Weslei chegou a agarrá-los, mas viu os filhos escaparem dos braços depois de ser abatido por uma parede. Em meio à enxurrada, prendeu o fôlego uma, duas, três vezes ao ver as ondas de barro se aproximarem. Sabia que manter a calma era sua única esperança de sobrevivência. Só depois de conseguir se desvencilhar, ao ser lançado em um barranco, encontrou um amigo. Com dificuldade, caminhou durante meia hora às margens da área atingida. Então, ouviu o choro de uma criança.
- Não sei como, mas reconheci que era um dos meus filhos. O meu amigo resgatou Nicolas, eu pensei: Ai meu Deus, pelo menos consegui pegar um - disse o pai de Emanuele, que não havia sido localizada até o fechamento desta edição.
Antes mesmo que autoridades prestassem contas sobre o número de desaparecidos, um conjunto de nomes de pessoas ainda não localizadas era repetido com aflição pelos moradores de Bento Rodrigues. Entre os abrigados em hotéis, ouvia-se sobre a mulher que desaparecera logo depois de fazer as unhas e as sobrancelhas na manicure, da senhora atingida enquanto tentava fisgar carpas e tucunarés no lago de um sítio de parentes, do idoso conhecido por passar horas cuidando de galinhas e cachorros.
A Defesa Civil, no entanto, negava ter encontrado qualquer corpo no local do acidente e, embora a tragédia esteja completando 72 horas, as equipes de resgate afirmaram que ainda é possível encontrar pessoas com vida.

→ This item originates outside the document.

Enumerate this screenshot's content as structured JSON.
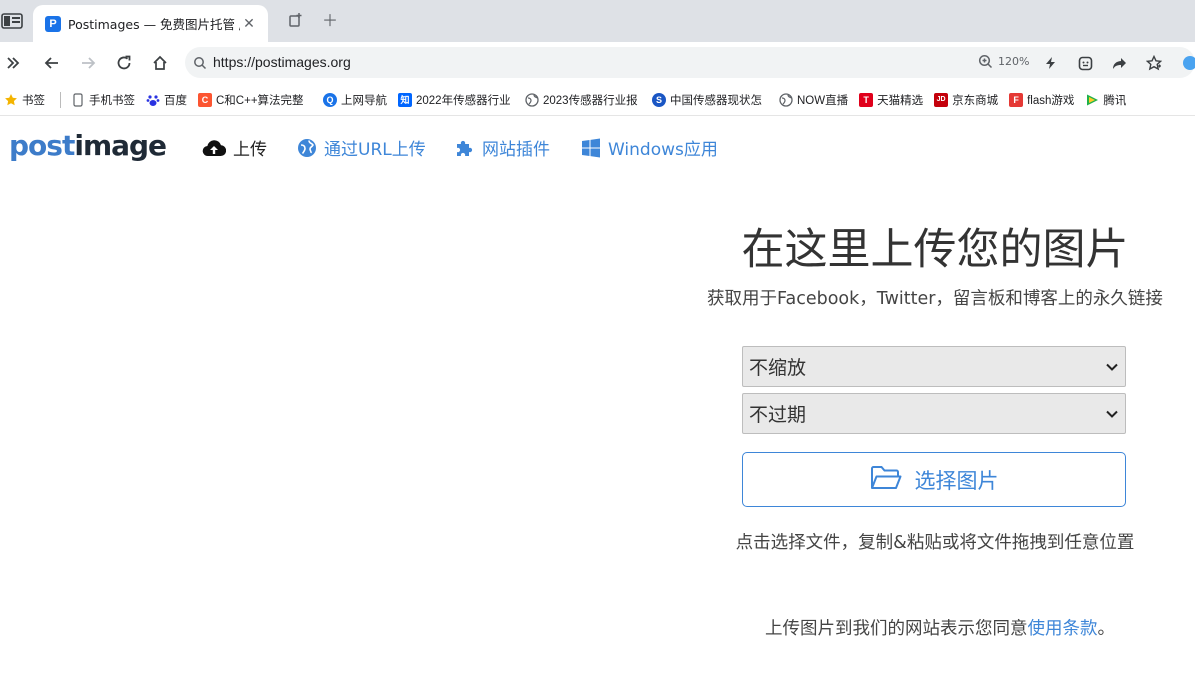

Essa esperança, no entanto, diminui a cada hora que passa para o operário Marcelo Felício, de 30 anos. Felício trabalhava sobre a barragem que se rompeu apenas 25 minutos antes do acidente. Acabou liberado pelo chefe mas ouviu pelo rádio da empresa quando os colegas começaram a gritar pedindo por socorro e dizendo que a barragem estourara.

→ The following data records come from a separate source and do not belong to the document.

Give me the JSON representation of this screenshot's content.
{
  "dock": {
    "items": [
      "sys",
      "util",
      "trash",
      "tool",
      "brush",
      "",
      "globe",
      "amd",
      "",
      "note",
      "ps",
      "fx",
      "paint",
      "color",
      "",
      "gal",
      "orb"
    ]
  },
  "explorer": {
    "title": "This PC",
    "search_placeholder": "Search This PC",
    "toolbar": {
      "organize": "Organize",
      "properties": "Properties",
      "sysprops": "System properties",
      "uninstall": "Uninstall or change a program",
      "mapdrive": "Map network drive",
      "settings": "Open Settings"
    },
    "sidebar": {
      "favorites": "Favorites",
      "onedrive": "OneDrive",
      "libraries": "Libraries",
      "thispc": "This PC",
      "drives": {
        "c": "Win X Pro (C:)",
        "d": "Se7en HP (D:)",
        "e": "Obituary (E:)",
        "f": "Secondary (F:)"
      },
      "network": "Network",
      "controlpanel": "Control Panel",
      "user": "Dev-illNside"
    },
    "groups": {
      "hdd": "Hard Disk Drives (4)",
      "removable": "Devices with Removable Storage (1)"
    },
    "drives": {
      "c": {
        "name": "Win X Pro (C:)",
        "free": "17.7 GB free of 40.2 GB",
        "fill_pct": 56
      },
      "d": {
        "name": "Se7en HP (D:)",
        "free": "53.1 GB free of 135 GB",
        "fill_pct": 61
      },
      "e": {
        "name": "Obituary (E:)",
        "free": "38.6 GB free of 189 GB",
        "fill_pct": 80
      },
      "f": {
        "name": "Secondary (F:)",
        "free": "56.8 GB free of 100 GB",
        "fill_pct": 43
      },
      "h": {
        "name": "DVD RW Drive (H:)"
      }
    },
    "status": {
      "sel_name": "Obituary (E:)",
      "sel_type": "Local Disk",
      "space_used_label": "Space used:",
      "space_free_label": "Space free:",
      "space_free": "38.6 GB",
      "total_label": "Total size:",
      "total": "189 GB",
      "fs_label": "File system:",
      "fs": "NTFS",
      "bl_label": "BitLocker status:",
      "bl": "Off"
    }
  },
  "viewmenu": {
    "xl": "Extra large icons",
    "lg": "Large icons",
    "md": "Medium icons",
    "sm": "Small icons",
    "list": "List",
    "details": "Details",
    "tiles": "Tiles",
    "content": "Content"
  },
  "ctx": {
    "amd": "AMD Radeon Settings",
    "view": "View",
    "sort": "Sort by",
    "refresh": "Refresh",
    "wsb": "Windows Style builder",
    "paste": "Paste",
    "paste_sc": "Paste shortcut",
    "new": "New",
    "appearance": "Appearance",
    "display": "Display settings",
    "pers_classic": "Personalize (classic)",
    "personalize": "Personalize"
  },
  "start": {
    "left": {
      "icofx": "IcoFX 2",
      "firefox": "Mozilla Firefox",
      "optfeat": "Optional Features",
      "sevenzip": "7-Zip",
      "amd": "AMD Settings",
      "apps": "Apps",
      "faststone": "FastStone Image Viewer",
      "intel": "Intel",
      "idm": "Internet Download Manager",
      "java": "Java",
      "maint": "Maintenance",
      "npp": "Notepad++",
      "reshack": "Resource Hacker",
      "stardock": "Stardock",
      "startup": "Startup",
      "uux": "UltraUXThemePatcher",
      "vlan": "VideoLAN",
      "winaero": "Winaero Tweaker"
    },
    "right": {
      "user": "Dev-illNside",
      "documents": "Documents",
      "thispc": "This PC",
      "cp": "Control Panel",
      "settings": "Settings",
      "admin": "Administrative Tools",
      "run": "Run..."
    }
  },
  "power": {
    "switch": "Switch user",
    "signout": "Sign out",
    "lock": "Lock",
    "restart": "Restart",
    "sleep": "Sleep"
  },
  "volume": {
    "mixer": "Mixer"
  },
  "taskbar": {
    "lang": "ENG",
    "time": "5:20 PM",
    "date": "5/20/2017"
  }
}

- Estava no caminho de casa e sem crédito no celular para avisar à minha mãe - conta Felício.
Maria das Graças Celestino da Silva, a Gracita, de 64 anos, estava na rua de casa quando soube do acidente. Havia dado folhas de mandioca a uma vizinha, ido à manicure, parado para comprar algo em um bar. Nessa hora, ouviu da vizinha Marcelina Xavier que a lama estava vindo e que ela deveria correr. As duas senhoras acabaram engolfadas pelo barro. Marcelina foi resgatada com uma fratura na perna:
- A primeira coisa que ela disse foi: "Peguem a Gracita, ela estava logo atrás de mim". Mas ninguém nunca mais a encontrou. E eu estou mergulhado em um arrependimento enorme de ter sido malcriado com ela quando era adolescente. Espero que Deus tenha guardado um bom lugar para ela e que ela possa me perdoar - disse Felício, olhos mareados.
Enquanto tenta se acomodar com a mulher em um dos hotéis em que está abrigado, Felício se debate em meio a boatos de que o corpo de sua mãe foi encontrado. Na manhã de ontem chegou a ir ao necrotério e pediu para ver os corpos. Nenhum era o dela. Seu desejo agora é apenas poder dar-lhe um velório digno. Ironicamente, ele deve voltar a trabalhar no lugar que selou o destino da própria mãe.
A dona de casa Esdra de Santos Ribeiro, de 70 anos, viu a sobrinha Maria Elisa Lucas, de 60, ser lançada pela enxurrada no lago onde pescava.
- Eu achei que era um sonho. Mas não dava para fazer nada, a não ser correr - lamenta a senhora, internada numa policlínica.
Maria chegara na véspera, à procura de alguns dias de descanso no sítio de 15 hectares, onde eram criados porcos, gado e galinhas. Há uma década, uma vez por ano, ela deixava marido e filho na capital mineira por um punhado de dias para buscar a tranquilidade do arraial.
Nas ruas do vilarejo, Antônio Prisco de Souza, de 70 anos, era conhecido apenas como senhor Totó. O idoso miúdo de olhos muito pretos não andava bem da cabeça desde que foi obrigado a se privar da cachaça há 20 anos, conta a irmã Judite Souza Caetano, de 67 anos. Desde então, ela avalia, ficou "meio abobado", mas era unanimidade entre os vizinhos, que o viam passar horas cuidando de animais.
- Não sabemos o que aconteceu com ele. Quando disseram que a água ia chegar, ele disse: "Isso não vai acontecer, sô". A gente não sabe se ele ficou embarrancado dentro da casa ou foi por água abaixo. Não sei se dá para ter esperança com o arrasto que teve lá.